Description: I dont know how I came up with this, just words that I felt... I do that a lot, even though I havent posted anything recently. Tell me what you think... please.
Long Lost -------------------------------------------
A sparkle in the eye of a man
Fallen to the shadow of a doubt
Hope found in two best friends
Doused by a single night
Never again will the sun shine so
Nor will the moon rise
Run from it
It will take your life
Love once lived
But since then died
Now he will never be the same
You killed it
Wow. Could you have worded this any better...I'd say not. This is the perfect interpretation of a lover scorned, how loved rose within, then was drained by the pain of deception, or cruelty, or mistruth....there was a wrong that couldn't be fixed and it reeks through the air leaving a scent of distillment. That's the feeling I get from this, and it's so deep, even with the minimal words you've used.
A sparkle in the eye of a man (trite, a sparlke in what ever is often overused, and it's not bad to use if it brings something new to the table.) Fallen to the shadow of a doubt (shadow of a doubt is cliché - and to be lead by a line that has often been used a million times before does not help.) Hope found in two best friends Doused by a single night (last two lines aren't bad - but they're definitely not great.)
Never again will the sun shine so Nor will the moon rise Run from it It will take your life
all of this is trite - cliché', again if you're going to use cliché' lines please do so and make it fresh and brand new.
Love once lived But since then died (okay...so?) Now he will never be the same You killed it
I'm left thinking so what, and what happened? Sorry dude if this offends you - but the over capitalization is just too archaic - and definitely needs to be redone. I don't know what I'd keep from this. You probably hate me now, but it's okay. You've got the power to now delete the comments that don't suit you.
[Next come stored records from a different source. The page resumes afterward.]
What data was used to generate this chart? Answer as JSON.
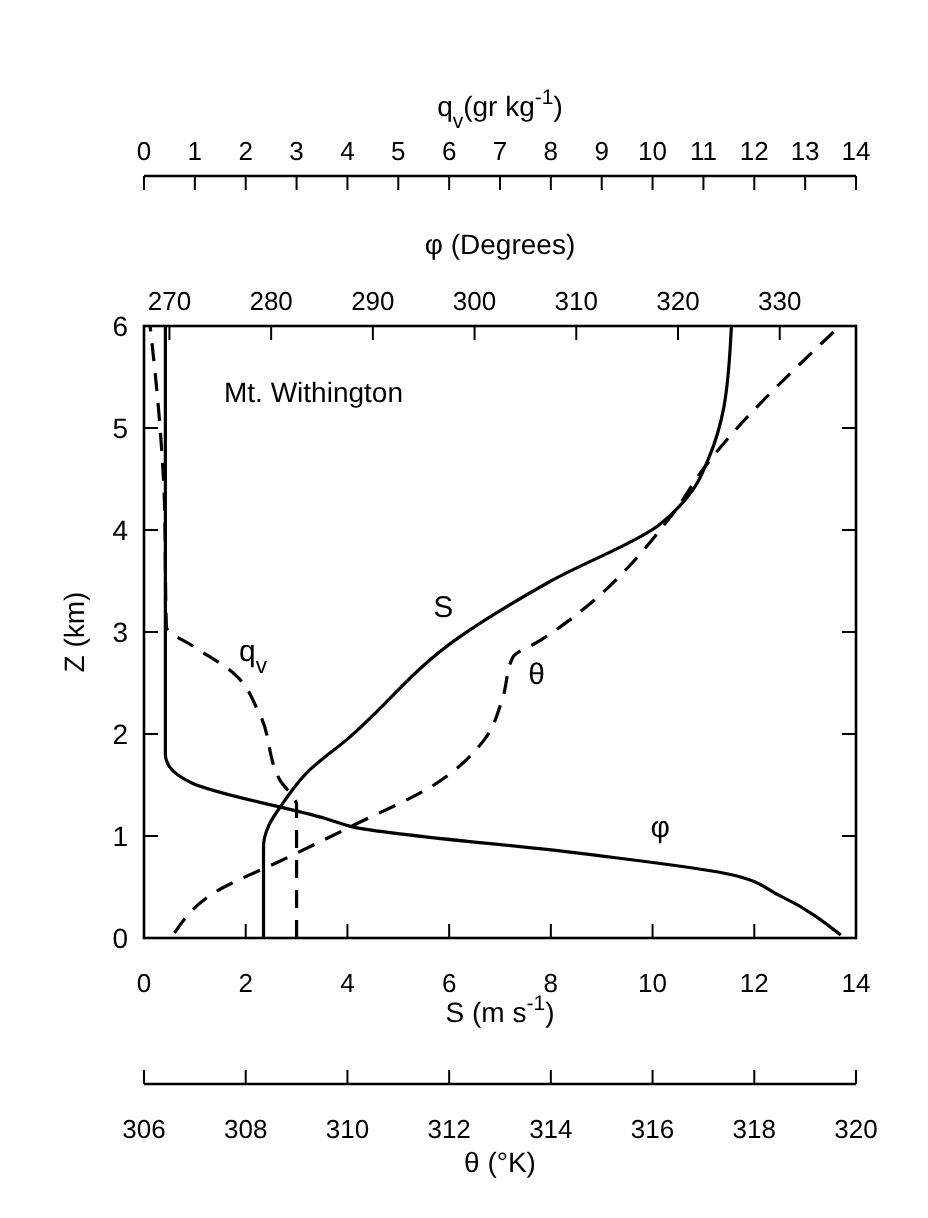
{
  "chart_data": [
    {
      "type": "line",
      "ylabel": "Z (km)",
      "ylim": [
        0,
        6
      ],
      "yticks": [
        0,
        1,
        2,
        3,
        4,
        5,
        6
      ],
      "xlabel": "S (m s$^{-1}$)",
      "xlim": [
        0,
        14
      ],
      "xticks": [
        0,
        2,
        4,
        6,
        8,
        10,
        12,
        14
      ],
      "x2label": "φ (Degrees)",
      "x2lim": [
        267.5,
        337.5
      ],
      "x2ticks": [
        270,
        280,
        290,
        300,
        310,
        320,
        330
      ],
      "grid": false,
      "marker": "none",
      "annotations": [
        "Mt. Withington"
      ],
      "series": [
        {
          "name": "S",
          "color": "#000000",
          "line_style": "solid",
          "x": [
            2.35,
            2.35,
            2.45,
            2.7,
            3.2,
            4,
            6.2,
            8,
            10.1,
            10.8,
            11.1,
            11.4,
            11.55
          ],
          "values": [
            0,
            0.9,
            1.1,
            1.3,
            1.62,
            1.95,
            2.95,
            3.5,
            4.04,
            4.4,
            4.7,
            5.2,
            6
          ]
        },
        {
          "name": "φ",
          "axis": "x2",
          "color": "#000000",
          "line_style": "solid",
          "x": [
            336.0,
            330.1,
            324.8,
            310.4,
            288,
            285.4,
            272.2,
            270,
            269.6,
            269.6
          ],
          "values": [
            0.03,
            0.41,
            0.63,
            0.83,
            1.09,
            1.17,
            1.52,
            1.68,
            1.8,
            6
          ]
        }
      ]
    },
    {
      "type": "line",
      "ylim": [
        0,
        6
      ],
      "tick_labels": "x",
      "xlabel": "θ (°K)",
      "xlim": [
        306,
        320
      ],
      "xticks": [
        306,
        308,
        310,
        312,
        314,
        316,
        318,
        320
      ],
      "x2label": "q$_{v}$(gr kg$^{-1}$)",
      "x2lim": [
        0,
        14
      ],
      "x2ticks": [
        0,
        1,
        2,
        3,
        4,
        5,
        6,
        7,
        8,
        9,
        10,
        11,
        12,
        13,
        14
      ],
      "grid": false,
      "marker": "none",
      "series": [
        {
          "name": "θ",
          "color": "#000000",
          "line_style": "dashed",
          "x": [
            306.6,
            307.4,
            308.7,
            310.1,
            311.7,
            312.7,
            313.05,
            313.25,
            313.8,
            316.4,
            317.0,
            319.6
          ],
          "values": [
            0.05,
            0.45,
            0.76,
            1.1,
            1.5,
            1.95,
            2.35,
            2.75,
            2.92,
            4.16,
            4.6,
            5.96
          ]
        },
        {
          "name": "q$_{v}$",
          "axis": "x2",
          "color": "#000000",
          "line_style": "dashed",
          "x": [
            3.0,
            3.0,
            2.67,
            2.27,
            1.75,
            0.97,
            0.44,
            0.4,
            0.3,
            0.12
          ],
          "values": [
            0,
            1.3,
            1.55,
            2.2,
            2.6,
            2.86,
            3.05,
            4.3,
            5.1,
            6
          ]
        }
      ]
    }
  ]
}
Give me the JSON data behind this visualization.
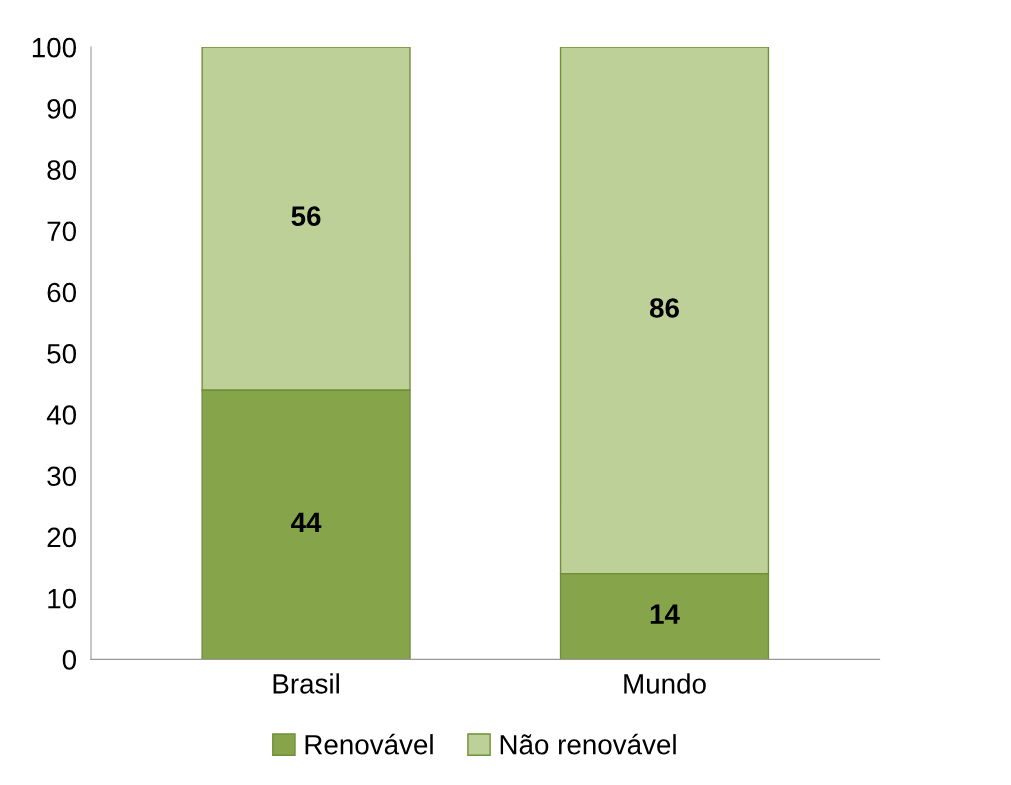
{
  "chart_data": {
    "type": "bar",
    "stacked": true,
    "categories": [
      "Brasil",
      "Mundo"
    ],
    "series": [
      {
        "name": "Renovável",
        "color": "#86a44a",
        "values": [
          44,
          14
        ]
      },
      {
        "name": "Não renovável",
        "color": "#bdd097",
        "values": [
          56,
          86
        ]
      }
    ],
    "ylim": [
      0,
      100
    ],
    "yticks": [
      0,
      10,
      20,
      30,
      40,
      50,
      60,
      70,
      80,
      90,
      100
    ],
    "data_labels": true,
    "legend": "bottom",
    "grid": false
  }
}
I thought it read well, which means I feel like I understood the message and the stream flowed through a true course. In the line "Love once lived But since then died" I thought it said denied at first and I like it better that way. I don't know what that means to you, to read my rotten suggestions but maybe it's something. Only consider ever revising if you feel that it wouldn't compromise the integrity of the work. Peace
ah..the cliché "shadow of a doubt". this is a really angry piece in the end...but just the same i like it. the first stanza is what i loved, it is also what makes me feel the title is slightly off...though it is apropriate to what it is about..it could be...just, something more. i really liked this...all through it. my favorite lines were when you said: "Run from it It will take your life" that was my favorite part of the poem. i am going through something similar to this, though i handle it in a totally different way. good work. good advice. great writter. you said you hadn't posted in a while, i hope you will start posting again. xoxo me p.s. i would really apreciate it if you would come by and check out my posts. thank you.
I know you did not specifically ask for this kind of comment but it is just a thought so I think I am justified. I think I will tell you what a lot of people tell me, that is I think it needs some punctuation. That’s it. What I got from this was a work of three different thoughts. Stanza one: Two people are best friends but then one becomes two overly confident, or finds friendship in another person which conflicts with his current friend “A sparkle in the eye of a man”
Stanza two: The break up is bad and now if feels like there is no hope or chance for new life.
Stanza three: The one friend or lover or what ever wanted love from the relationship but the other denied it which changed his life forever.
This is just my interpretation of it. I would be very interested in how close I am to what you were thinking, if at all.